Now, with my sister and I bordering on a level of minimal maturity, and with my sister having cranked out 3 little girls, the concept of family has completely mutated. With my dad and I, we can share time as men, and it's a fact that he has more energy to go out at night than I do, so while there is an inequitable divide in terms of life experience, I consider us as two peers in some sense, two men trying to figure out wtf we are doing with our lives. When it's my sister and I, the traditional roles of brother/sister are replaced by an almost complete focus on the children, so it's mommy, uncle david, and daddy Gavin as our roles by necessity. Then when my dad is around my sister he assumes a role of grandfather, in a way not unlike how he is kind to Hunter, and hopefully with slightly more interest in what they have to say/mumble.

When we all get together, it's nothing like it used to be when I was younger. For one, my mom wore the pants and set the schedule, made the rules, enforced order, and handed out all the instructions.

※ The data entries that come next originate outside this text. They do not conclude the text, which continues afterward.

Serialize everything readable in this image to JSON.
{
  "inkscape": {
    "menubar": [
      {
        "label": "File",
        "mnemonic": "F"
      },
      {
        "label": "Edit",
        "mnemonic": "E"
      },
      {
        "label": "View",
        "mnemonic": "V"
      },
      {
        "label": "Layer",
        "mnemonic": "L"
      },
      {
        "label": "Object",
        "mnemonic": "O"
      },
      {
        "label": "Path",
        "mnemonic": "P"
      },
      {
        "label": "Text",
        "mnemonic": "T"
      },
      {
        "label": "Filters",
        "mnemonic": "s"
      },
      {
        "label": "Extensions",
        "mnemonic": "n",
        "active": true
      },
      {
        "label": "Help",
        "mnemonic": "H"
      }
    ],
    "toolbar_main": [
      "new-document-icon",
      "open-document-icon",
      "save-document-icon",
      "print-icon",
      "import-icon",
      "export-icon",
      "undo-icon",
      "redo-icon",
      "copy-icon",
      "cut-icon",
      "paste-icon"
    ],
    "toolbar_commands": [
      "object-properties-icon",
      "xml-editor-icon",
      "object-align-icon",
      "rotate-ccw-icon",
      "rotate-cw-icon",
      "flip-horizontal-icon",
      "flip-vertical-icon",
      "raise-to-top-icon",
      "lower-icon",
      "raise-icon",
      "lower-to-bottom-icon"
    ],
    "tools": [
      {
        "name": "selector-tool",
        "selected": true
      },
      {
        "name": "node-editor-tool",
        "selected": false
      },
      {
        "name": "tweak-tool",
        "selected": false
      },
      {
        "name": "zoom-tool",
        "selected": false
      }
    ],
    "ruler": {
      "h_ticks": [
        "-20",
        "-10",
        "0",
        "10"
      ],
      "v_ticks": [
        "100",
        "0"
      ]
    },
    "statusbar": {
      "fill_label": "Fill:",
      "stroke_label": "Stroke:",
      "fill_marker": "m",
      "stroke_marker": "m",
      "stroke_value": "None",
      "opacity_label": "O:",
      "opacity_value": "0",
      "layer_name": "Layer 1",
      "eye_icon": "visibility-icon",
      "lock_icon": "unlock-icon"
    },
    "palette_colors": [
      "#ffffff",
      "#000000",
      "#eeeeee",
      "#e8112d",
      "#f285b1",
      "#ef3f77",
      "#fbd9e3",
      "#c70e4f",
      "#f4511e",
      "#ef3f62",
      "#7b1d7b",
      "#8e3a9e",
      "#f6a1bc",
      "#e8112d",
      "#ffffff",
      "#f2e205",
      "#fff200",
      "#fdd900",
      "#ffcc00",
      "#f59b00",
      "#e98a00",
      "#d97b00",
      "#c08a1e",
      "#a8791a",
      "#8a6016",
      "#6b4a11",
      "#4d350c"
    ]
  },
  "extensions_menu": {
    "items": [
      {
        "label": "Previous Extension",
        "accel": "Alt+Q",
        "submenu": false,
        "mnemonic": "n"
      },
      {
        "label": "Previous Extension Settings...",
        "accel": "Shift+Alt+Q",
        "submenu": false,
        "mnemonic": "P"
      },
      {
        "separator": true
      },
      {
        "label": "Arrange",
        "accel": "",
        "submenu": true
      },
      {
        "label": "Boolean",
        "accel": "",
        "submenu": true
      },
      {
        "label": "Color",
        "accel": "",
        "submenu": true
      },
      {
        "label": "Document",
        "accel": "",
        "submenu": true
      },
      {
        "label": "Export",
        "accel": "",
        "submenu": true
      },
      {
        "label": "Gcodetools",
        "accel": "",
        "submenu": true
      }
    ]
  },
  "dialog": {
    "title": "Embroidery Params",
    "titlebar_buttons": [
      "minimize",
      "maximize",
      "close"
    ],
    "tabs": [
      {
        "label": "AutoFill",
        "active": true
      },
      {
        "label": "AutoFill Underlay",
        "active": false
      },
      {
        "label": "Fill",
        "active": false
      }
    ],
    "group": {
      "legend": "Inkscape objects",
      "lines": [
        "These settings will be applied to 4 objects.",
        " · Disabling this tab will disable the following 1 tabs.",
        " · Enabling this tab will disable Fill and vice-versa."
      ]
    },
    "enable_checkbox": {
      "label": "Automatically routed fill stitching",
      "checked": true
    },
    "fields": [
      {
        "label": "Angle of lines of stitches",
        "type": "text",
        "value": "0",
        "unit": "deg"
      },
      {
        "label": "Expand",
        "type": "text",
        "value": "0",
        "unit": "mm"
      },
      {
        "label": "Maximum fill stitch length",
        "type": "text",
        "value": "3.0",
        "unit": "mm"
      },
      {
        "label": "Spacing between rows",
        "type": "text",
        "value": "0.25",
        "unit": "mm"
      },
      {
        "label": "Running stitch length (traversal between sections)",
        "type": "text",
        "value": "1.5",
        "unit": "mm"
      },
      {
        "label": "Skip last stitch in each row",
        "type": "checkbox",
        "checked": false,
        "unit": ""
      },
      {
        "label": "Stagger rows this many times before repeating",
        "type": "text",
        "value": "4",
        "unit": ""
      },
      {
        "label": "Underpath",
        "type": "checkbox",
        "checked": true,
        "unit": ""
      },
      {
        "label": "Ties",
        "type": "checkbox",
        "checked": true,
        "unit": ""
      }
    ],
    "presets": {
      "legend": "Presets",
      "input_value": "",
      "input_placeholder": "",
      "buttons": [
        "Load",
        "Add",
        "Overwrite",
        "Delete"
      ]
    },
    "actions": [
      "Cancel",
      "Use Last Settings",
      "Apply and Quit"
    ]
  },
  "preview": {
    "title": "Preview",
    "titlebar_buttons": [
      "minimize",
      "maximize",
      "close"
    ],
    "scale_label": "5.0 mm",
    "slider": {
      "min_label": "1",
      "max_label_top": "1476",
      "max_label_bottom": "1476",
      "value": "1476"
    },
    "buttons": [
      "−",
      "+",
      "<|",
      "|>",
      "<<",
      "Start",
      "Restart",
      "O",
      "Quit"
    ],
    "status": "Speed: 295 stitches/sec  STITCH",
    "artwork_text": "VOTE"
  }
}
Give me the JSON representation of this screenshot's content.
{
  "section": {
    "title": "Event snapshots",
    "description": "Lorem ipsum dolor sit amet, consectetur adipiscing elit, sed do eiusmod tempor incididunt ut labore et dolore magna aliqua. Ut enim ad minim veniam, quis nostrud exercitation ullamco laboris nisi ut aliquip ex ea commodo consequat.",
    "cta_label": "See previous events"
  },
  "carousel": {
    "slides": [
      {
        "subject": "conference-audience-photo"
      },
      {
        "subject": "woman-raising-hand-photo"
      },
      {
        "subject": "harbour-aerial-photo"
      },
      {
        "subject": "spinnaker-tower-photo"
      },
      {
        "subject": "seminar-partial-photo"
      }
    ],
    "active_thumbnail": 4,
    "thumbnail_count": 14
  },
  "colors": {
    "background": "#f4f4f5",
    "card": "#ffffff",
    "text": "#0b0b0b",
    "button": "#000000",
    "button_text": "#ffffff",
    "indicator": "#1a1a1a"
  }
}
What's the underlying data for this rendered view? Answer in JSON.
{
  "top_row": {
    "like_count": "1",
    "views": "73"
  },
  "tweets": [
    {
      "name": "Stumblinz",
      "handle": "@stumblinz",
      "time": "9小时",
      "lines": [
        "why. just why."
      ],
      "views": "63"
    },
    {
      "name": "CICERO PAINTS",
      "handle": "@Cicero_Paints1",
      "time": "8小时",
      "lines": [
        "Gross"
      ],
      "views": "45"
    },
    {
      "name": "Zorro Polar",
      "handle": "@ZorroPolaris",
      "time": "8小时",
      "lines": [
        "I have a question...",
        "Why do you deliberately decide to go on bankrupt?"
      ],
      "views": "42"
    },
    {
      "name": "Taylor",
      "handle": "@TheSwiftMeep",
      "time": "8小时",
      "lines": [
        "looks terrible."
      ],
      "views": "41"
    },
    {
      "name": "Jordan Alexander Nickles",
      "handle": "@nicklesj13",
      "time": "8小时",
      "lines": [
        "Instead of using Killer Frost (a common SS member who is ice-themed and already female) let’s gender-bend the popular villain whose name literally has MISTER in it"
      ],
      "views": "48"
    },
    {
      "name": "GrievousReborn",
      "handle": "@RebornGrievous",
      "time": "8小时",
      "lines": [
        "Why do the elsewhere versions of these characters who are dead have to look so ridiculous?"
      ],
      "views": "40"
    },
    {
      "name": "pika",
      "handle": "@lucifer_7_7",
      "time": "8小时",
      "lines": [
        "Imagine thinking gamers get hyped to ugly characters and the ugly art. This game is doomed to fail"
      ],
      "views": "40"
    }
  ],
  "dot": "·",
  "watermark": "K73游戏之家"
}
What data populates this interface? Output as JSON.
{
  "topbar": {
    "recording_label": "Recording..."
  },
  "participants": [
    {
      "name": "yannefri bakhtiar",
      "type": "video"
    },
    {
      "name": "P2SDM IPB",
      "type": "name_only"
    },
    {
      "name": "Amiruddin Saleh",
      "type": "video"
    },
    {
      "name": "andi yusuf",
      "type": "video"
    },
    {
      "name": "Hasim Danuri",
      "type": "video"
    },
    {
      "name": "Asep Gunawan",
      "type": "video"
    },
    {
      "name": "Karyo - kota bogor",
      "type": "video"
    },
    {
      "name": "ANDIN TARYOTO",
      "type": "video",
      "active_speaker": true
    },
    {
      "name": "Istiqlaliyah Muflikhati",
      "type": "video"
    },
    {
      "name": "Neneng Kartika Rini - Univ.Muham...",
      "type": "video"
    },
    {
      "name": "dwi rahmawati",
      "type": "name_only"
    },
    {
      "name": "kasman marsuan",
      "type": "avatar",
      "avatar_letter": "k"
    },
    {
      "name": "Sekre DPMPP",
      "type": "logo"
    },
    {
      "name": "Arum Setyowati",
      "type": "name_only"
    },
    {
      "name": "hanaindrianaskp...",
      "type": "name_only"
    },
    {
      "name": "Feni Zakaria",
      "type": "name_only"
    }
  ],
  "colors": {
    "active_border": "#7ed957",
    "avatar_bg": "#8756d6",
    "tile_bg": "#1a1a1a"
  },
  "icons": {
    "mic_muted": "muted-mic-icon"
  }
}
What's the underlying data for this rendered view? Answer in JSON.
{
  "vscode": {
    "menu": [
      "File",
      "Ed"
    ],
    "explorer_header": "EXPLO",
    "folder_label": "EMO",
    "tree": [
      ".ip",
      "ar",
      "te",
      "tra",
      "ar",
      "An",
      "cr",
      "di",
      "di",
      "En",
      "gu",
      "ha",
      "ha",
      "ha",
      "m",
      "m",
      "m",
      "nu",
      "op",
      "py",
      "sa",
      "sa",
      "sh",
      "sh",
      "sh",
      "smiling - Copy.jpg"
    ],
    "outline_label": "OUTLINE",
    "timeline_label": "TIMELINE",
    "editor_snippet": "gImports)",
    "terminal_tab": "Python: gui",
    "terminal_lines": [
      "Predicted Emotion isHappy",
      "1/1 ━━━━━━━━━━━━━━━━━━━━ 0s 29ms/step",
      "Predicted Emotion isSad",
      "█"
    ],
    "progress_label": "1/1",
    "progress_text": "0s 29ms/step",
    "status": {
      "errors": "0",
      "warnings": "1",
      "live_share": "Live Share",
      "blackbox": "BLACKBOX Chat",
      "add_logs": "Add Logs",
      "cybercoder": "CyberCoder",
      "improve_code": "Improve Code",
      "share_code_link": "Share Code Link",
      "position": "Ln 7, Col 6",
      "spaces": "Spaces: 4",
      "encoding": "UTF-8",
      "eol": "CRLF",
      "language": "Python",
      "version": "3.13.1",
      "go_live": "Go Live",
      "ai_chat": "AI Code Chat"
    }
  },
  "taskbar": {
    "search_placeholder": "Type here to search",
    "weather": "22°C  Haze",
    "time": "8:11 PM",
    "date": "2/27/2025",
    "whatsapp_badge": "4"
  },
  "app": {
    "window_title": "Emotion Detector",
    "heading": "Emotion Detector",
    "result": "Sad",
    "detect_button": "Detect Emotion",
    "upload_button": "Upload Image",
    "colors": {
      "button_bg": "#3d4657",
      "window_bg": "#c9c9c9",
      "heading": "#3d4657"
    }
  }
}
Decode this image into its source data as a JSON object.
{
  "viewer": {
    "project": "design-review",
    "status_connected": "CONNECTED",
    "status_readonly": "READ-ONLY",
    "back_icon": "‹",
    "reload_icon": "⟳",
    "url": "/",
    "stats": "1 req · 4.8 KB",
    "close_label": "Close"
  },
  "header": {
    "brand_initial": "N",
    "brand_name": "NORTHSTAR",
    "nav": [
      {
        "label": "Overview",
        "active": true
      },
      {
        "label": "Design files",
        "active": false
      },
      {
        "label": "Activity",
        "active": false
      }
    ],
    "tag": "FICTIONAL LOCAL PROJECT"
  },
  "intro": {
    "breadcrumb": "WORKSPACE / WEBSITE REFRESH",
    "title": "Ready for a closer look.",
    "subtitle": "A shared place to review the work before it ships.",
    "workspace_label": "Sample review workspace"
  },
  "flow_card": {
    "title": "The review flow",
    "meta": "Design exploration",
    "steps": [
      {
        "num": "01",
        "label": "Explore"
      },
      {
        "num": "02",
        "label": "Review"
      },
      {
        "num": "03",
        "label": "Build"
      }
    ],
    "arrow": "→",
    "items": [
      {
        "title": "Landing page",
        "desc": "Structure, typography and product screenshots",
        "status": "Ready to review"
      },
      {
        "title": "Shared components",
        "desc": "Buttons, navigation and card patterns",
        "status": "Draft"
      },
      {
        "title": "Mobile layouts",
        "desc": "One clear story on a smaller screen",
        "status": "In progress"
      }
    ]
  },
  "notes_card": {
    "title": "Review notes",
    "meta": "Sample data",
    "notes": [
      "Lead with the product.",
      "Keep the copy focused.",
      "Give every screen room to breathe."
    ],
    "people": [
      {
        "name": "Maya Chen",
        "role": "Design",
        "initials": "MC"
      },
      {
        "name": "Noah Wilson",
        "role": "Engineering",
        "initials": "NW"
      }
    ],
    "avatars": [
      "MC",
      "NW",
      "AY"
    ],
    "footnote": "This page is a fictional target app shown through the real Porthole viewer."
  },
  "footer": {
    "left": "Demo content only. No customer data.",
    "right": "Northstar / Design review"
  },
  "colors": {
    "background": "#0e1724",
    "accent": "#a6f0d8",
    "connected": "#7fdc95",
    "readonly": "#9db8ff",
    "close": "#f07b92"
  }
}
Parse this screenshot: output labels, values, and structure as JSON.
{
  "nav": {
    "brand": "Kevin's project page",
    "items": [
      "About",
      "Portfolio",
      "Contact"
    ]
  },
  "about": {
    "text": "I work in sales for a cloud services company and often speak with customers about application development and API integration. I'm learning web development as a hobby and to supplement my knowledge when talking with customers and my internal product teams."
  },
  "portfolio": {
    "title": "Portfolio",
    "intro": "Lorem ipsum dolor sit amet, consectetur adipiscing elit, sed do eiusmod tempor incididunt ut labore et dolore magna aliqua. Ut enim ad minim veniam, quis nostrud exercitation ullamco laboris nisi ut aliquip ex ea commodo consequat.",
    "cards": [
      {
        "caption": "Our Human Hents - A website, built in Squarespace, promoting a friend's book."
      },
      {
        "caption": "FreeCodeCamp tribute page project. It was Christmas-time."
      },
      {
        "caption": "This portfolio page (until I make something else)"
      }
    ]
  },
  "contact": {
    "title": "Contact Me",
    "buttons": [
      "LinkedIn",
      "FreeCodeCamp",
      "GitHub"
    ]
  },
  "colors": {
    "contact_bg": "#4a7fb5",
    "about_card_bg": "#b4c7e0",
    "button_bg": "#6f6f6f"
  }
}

She was damn good at it too.

But at this point in our lives, we can remember, and we can celebrate her life and what she might be like now, but we have to define it all for ourselves every day. And the truth is, while my sister might have an idea of what "family" should be, I don't think my dad or I have any freaking clue.

Perhaps that is the simple mars/venus truth of it all. Are men incapable of building a family on their own without a woman? I suppose I might hear differently from my homosexual male friends on that topic, although I can't think of any who are raising children of their own. And I'm certain I can think of at least one or two women who rely on their man to help define the family unit, to schedule, shuffle, juggle, shuttle, and supervise. And sometimes to just "shrug" it off and let the absurdity be whatever it is and laugh about it sometime later, when the cost of whatever repair or ER visit has been forgotten.

I hear lots of stories about 50 year old men having babies with younger women. I can see how that might happen, both for a man who already had one set of kids and wants to try to build a new family because the first one didn't work for some reason, and for the man who was just having too much fun for too long and finally woke up one day and realized he was missing out on one of the most fundamental and important tasks of our own humanity. I know I don't want to be 50 and dating a 35 y/o. I know I don't want to be 70 and attending a college graduation. I owe it to any children I might have to give them a few of my better years, before I get grumpy, old, crusty, and rusty like my dog.

I suppose at the core of it all I am still waiting to define what the word "family" will mean to me as an adult.